Click the `Specific users` button and click `Add user +`:

![Grant Access to specific users](https://2515897395-files.gitbook.io/~/files/v0/b/gitbook-legacy-files/o/assets%2F-M0YTFb_WdaBDnhlXs-q%2Fsync%2Fbf147295432a79116d5cc96cbca3d34dc4aba4d7.png?generation=1595273014293208\&alt=media)

Select the users you wish to grant access to and click `Add users`:

![Select Users to Grant Access to](https://2515897395-files.gitbook.io/~/files/v0/b/gitbook-legacy-files/o/assets%2F-M0YTFb_WdaBDnhlXs-q%2Fsync%2Ff6581f39835e250e29dffac63123770395bea5ae.png?generation=1595272978650239\&alt=media)

## Conclusion

In this section we learned how to make connection to databases that contain our data, how to virtualize them, and how to allow other to collaborate with us and use the virtualized data.

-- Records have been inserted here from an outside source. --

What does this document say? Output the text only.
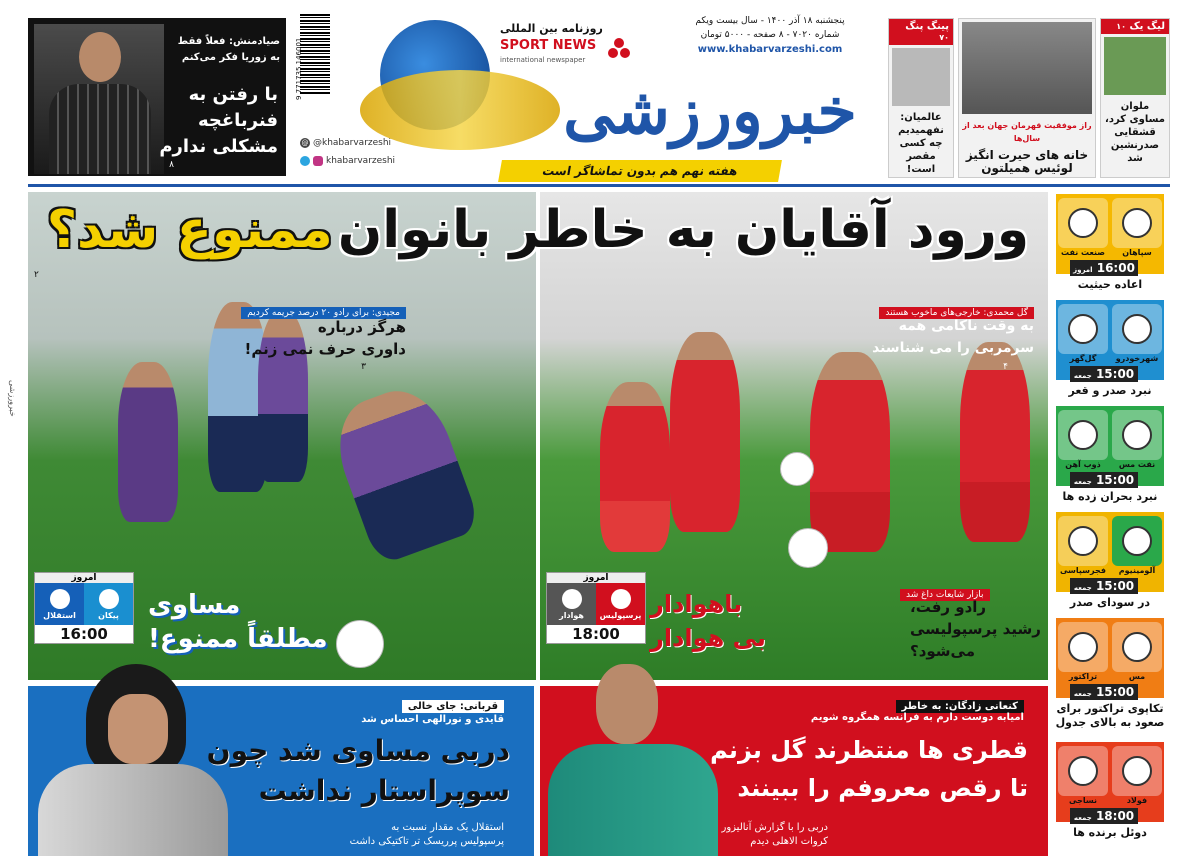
صیادمنش: فعلاً فقط
به زوریا فکر می‌کنم
با رفتن به
فنرباغچه
مشکلی ندارم
۸
9 771735 146001
@ @khabarvarzeshi
khabarvarzeshi
خبرورزشی
روزنامه بین المللی
SPORT NEWS
international newspaper
پنجشنبه ۱۸ آذر ۱۴۰۰ - سال بیست ویکم
شماره ۷۰۲۰ - ۸ صفحه - ۵۰۰۰ تومان
www.khabarvarzeshi.com
هفته نهم هم بدون تماشاگر است
لیگ یک ۱۰
ملوان مساوی کرد، قشقایی صدرنشین شد
راز موفقیت قهرمان جهان بعد از سال‌ها
خانه های حیرت انگیز لوئیس همیلتون
پینگ پنگ ۷۰
عالمیان: نفهمیدیم چه کسی مقصر است!
خبرورزشی
مجیدی: برای رادو ۲۰ درصد جریمه کردیم
هرگز درباره
داوری حرف نمی زنم!
۳
مساوی
مطلقاً ممنوع!
امروز
پیکان
استقلال
16:00
گل محمدی: خارجی‌های ماخوب هستند
به وقت ناکامی همه
سرمربی را می شناسند
۴
باهوادار
بی هوادار
بازار شایعات داغ شد
رادو رفت،
رشید پرسپولیسی
می‌شود؟
امروز
پرسپولیس
هوادار
18:00
ورود آقایان به خاطر بانوان ممنوع شد؟
۲
قربانی: جای خالی
قایدی و نورالهی احساس شد
دربی مساوی شد چون
سوپراستار نداشت
استقلال یک مقدار نسبت به
پرسپولیس پرریسک تر تاکتیکی داشت
کنعانی زادگان: به خاطر
امیابه دوست دارم به فرانسه همگروه شویم
قطری ها منتظرند گل بزنم
تا رقص معروفم را ببینند
دربی را با گزارش آنالیزور
کروات الاهلی دیدم
سپاهان
صنعت نفت
16:00 امروز
اعاده حیثیت
شهرخودرو
گل‌گهر
15:00 جمعه
نبرد صدر و قعر
نفت مس
ذوب آهن
15:00 جمعه
نبرد بحران زده ها
آلومینیوم
فجرسپاسی
15:00 جمعه
در سودای صدر
مس
تراکتور
15:00 جمعه
تکاپوی تراکتور برای صعود به بالای جدول
فولاد
نساجی
18:00 جمعه
دوئل برنده ها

Remember that you can add data from different databases and servers if you need to. Moreover, you can virtualize this data from different sources together as well! The goal is to take care of bringing the data to the platform early on so all the data scientists can use it without reinventing the wheel while you keep full control of who has access to what data.